At least six major automakers and more than two dozen national governments pledged on Wednesday to work toward phasing out sales of new gasoline and diesel-powered vehicles by 2040 worldwide and by 2035 in “leading markets.”

Ford, Mercedes-Benz (GMC), Volvo and General Motors are just a few of the automakers who have signed the pledge. They together accounted for nearly one-quarter global sales in 2019.

“Having these major players making these commitments, though we need to make sure that they follow through, is really significant,” said Margo Oge, a former senior U.S. air quality official who now advises both environmental groups and auto companies. “It really tells us that these companies, and their boards, accept that the future is electric.”

Why it matters: Transportation accounts for roughly one-fifth of humanity’s carbon dioxide emissions, with a little less than half of that coming from passenger vehicles like cars and vans.

The United States did NOT join: Pete Buttigieg, the transportation secretary, said the Biden administration was “focused on what we are doing at home.”

Looking towards the future:Rivian, a manufacturer of electric trucks and vans has gone public and set a stock price that values it at nearly $70 billion.


The New York Times Climate Hub will continue to operate on the sidelines U.N. climate conference. The Thursday sessions will explore issues around sports, meat consumption, girls’ education and much more. View the complete program. watch the discussions for free.


What Africa urgently needs: Leaders around the world must seize the moral imperativeEllen Johnson Sirleaf, a Nobel Peace Prize laureate and former president, wrote an opinion essay. She urged people to commit to climate change action.

It’s all about cold, hard cash:Plans for new power generation in the developing world won’t meet global climate goalsJeffrey Ball, a Stanford University Law School lecturer, writes.


The Glasgow talks began with over 130 presidents, prime ministers, and other leaders taking a group picture in a century-old museum. There were only 10 women. Their median age was more than 60.

The first week ended with thousands of protestors in Glasgow. Young climate activists led a march on Friday, many of whom were women and not old enough to vote in their respective countries. They accused world leaders and others of wasting their time in securing their future.

These bookends were revealed during the first week of the talks a widening divide that threatens to grow largerIn the weeks and months ahead.

Video:More than 100,000 demonstrators marchedAccording to protest organizers, Glasgow

These are the numbers: The summit leaders are setting 2030 goals at the earliest possible time. In some cases, they’re setting targets for 2060 and 2070, when many of today’s activists will be hitting retirement age.

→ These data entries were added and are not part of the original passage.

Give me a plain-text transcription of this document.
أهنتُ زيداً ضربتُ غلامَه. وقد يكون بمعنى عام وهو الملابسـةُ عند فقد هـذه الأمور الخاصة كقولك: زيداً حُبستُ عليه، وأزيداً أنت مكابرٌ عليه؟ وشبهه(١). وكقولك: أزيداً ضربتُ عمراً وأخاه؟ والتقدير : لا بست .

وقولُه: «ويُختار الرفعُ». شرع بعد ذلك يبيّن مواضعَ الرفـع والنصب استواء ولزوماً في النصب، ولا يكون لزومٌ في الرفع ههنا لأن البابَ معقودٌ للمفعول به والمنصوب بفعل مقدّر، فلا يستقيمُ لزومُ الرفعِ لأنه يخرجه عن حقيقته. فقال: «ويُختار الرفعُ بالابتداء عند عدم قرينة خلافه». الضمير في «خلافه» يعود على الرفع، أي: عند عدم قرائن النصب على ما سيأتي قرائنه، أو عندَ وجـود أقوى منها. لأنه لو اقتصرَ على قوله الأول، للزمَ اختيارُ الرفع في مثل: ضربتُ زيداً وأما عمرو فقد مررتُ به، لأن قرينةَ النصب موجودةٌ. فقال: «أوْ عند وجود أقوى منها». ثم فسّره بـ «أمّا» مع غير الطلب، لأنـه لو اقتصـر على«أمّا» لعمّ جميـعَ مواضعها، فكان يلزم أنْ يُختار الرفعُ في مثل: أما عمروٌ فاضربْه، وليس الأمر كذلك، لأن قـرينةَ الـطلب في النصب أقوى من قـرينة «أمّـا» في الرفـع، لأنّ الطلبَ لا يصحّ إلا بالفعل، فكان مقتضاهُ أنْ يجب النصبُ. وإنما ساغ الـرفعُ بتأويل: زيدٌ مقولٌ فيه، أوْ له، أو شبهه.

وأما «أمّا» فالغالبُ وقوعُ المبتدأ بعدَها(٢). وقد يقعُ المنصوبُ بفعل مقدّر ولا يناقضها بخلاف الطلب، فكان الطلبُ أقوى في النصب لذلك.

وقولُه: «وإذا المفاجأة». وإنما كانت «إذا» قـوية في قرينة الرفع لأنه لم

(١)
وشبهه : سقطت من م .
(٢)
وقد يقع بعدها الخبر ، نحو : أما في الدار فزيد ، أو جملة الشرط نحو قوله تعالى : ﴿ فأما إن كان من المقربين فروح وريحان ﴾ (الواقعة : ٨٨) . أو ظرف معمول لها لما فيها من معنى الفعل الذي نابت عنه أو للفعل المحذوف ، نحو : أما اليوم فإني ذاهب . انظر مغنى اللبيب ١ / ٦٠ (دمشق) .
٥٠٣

Quotable Future generations “will judge us with bitterness and with a resentment that eclipses any of the climate activists of today,” Prime Minister Johnson of Britain said in his opening remarks at the conference.


Who gets to use fossil fuels during the transition from clean energy, and for how much? That’s one of the big questions at COP26. It is vital that we make a rapid transition to renewable energy in order to fight climate change.

Not only would this be expensive in poorer countries but many African countries also have a lot of natural gas or other fossilfuels. Plus, Sub-Saharan Africa contributes about 3 percent of global greenhouse gas emissions, among the lowest of the world’s regions.

“African countries are the ones on the receiving end of this problem. It’s the bigger emitters that should have the responsibility to cut,” said Titus Gwemende, the Zimbabwe-based climate director at the Open Society Foundation. “We should be sensitive to history.”

That’s why some African leaders and activists are, for the first time, vocally opposing a speedier pivot to renewables for their countries. Instead, they are pressing for a slower transition, one that would embrace a continued reliance on fossil fuels — particularly natural gas, which burns more cleanly than coal or oil, but which still pumps planet-warming carbon dioxide into the atmosphere.